Il accepta et prit un livre pour lire. J'ai installé un lit pliant dans son bureau et j’ai apporté ma guitare. Pendant une heure, j'ai joué pour lui tous les morceaux classiques que je pouvais raisonnablement bien jouer. Cela lui plut. Il ne m'avait pas entendue jouer depuis un certain temps et a commenté la « richesse » du son. L'oxygène et moi étions épuisés à peu près en même temps. Plus tard, dans son lit, une cabine de couchage de conception japonaise dans le coin le plus éloigné de son bureau, nous avons parlé. J’étais assise sur le bord, les yeux humides, tenant sa main, comme il avait tenu la mienne si souvent en me mettant au lit au temps où j'étais enfant. Mais cette fois, nous avions tous les deux des larmes dans les yeux.

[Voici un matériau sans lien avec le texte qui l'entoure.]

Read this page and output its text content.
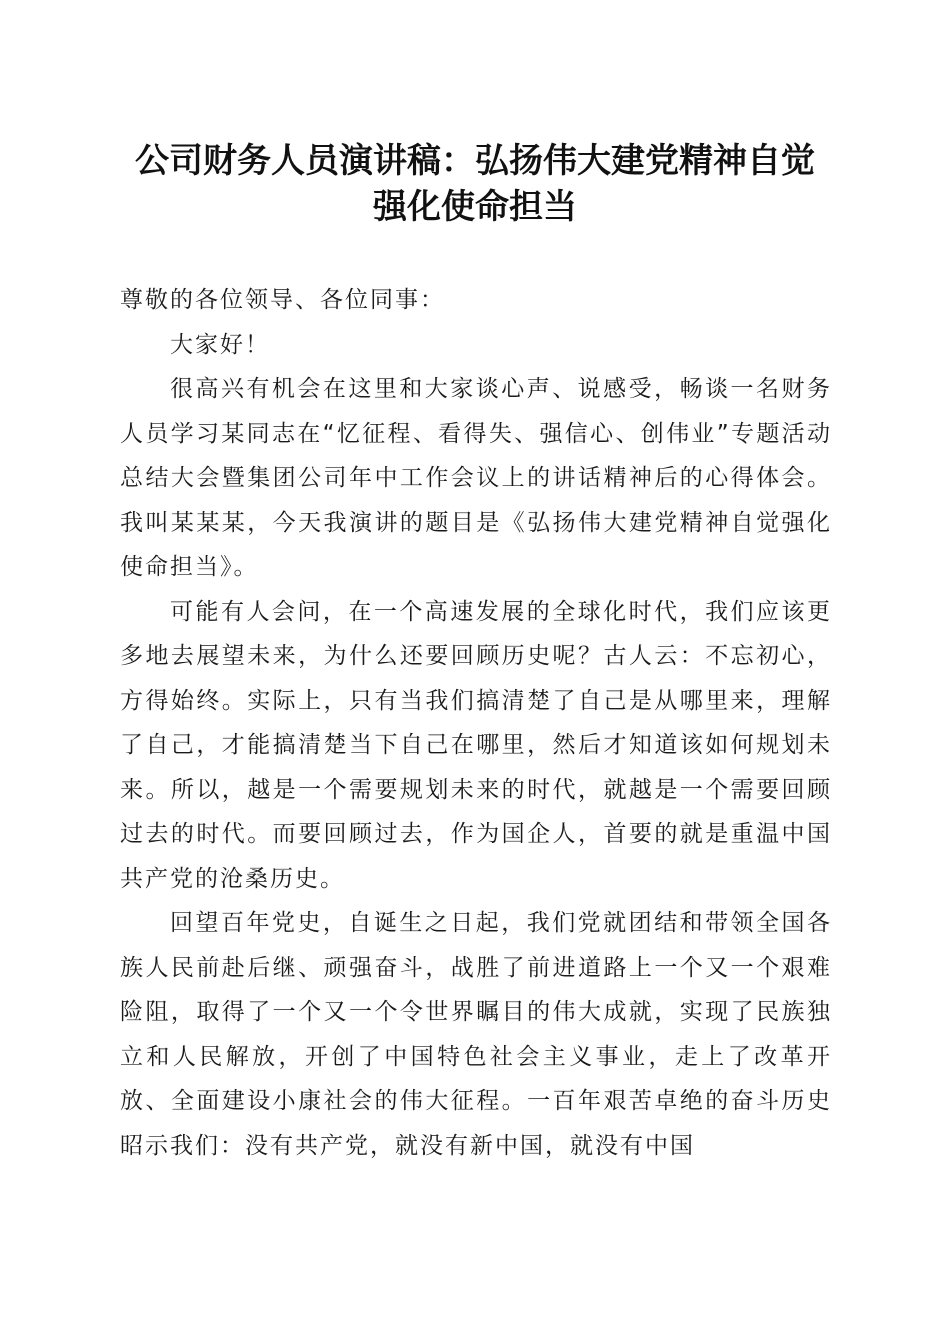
公司财务人员演讲稿：弘扬伟大建党精神自觉
强化使命担当

尊敬的各位领导、各位同事：

大家好！

很高兴有机会在这里和大家谈心声、说感受，畅谈一名财务人员学习某同志在“忆征程、看得失、强信心、创伟业”专题活动总结大会暨集团公司年中工作会议上的讲话精神后的心得体会。我叫某某某，今天我演讲的题目是《弘扬伟大建党精神自觉强化使命担当》。

可能有人会问，在一个高速发展的全球化时代，我们应该更多地去展望未来，为什么还要回顾历史呢？古人云：不忘初心，方得始终。实际上，只有当我们搞清楚了自己是从哪里来，理解了自己，才能搞清楚当下自己在哪里，然后才知道该如何规划未来。所以，越是一个需要规划未来的时代，就越是一个需要回顾过去的时代。而要回顾过去，作为国企人，首要的就是重温中国共产党的沧桑历史。

回望百年党史，自诞生之日起，我们党就团结和带领全国各族人民前赴后继、顽强奋斗，战胜了前进道路上一个又一个艰难险阻，取得了一个又一个令世界瞩目的伟大成就，实现了民族独立和人民解放，开创了中国特色社会主义事业，走上了改革开放、全面建设小康社会的伟大征程。一百年艰苦卓绝的奋斗历史昭示我们：没有共产党，就没有新中国，就没有中国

Quand je me suis réveillée le lendemain matin, je l’ai trouvé t éveillé, mais faible. Malgré mon insistance, il a refusé d'annuler la venue d’une équipe de télévision qui devait prendre des images pour le journal télévisé du soir. Mercredi matin, nouvelle interview. Cet après-midi-là, il est allé à l'hôpital pour la dernière fois. Mais la veille de sa mort, à l'hôpital, il a travaillé aux dernières modifications de son article pour The American Psychologist.
B.F. Skinner était membre de la Hemlock Society [4] et croyait au droit de mettre fin à sa vie. Il avait fait un testament de vie et, à l'hôpital, il a de nouveau refusé les efforts « héroïques » de sauvetage qui auraient pu prolonger le fonctionnement de ses organes. Près de la fin, sa bouche était sèche. Après avoir reçu un peu d'eau, il a dit son dernier mot, « Merveilleux » (Marvelous).
Références
[1] Julie Vargas est une des deux filles de Skinner et l’épouse d’Ernest Vargas. Elle a enseigné, comme son mari, la psychologie éducationnelle à l’université de Virginie-Occidentale. Parmi les ouvrages : Behavior Analysis for Effective Teaching. Lawrence Erlbaum Associates, 2013.
[2] Julie Vargas raconte ici en détail la dernière conférence faite par son père à l’Association Américaine de Psychologie, devant une assistance qui l’applaudit très vivement à son arrivée comme à la fin de son exposé. La conférence intitulée « Can psychology be a science of mind ? » sera publiée dans The American Psychologist (1990, 45 : 1206-1210).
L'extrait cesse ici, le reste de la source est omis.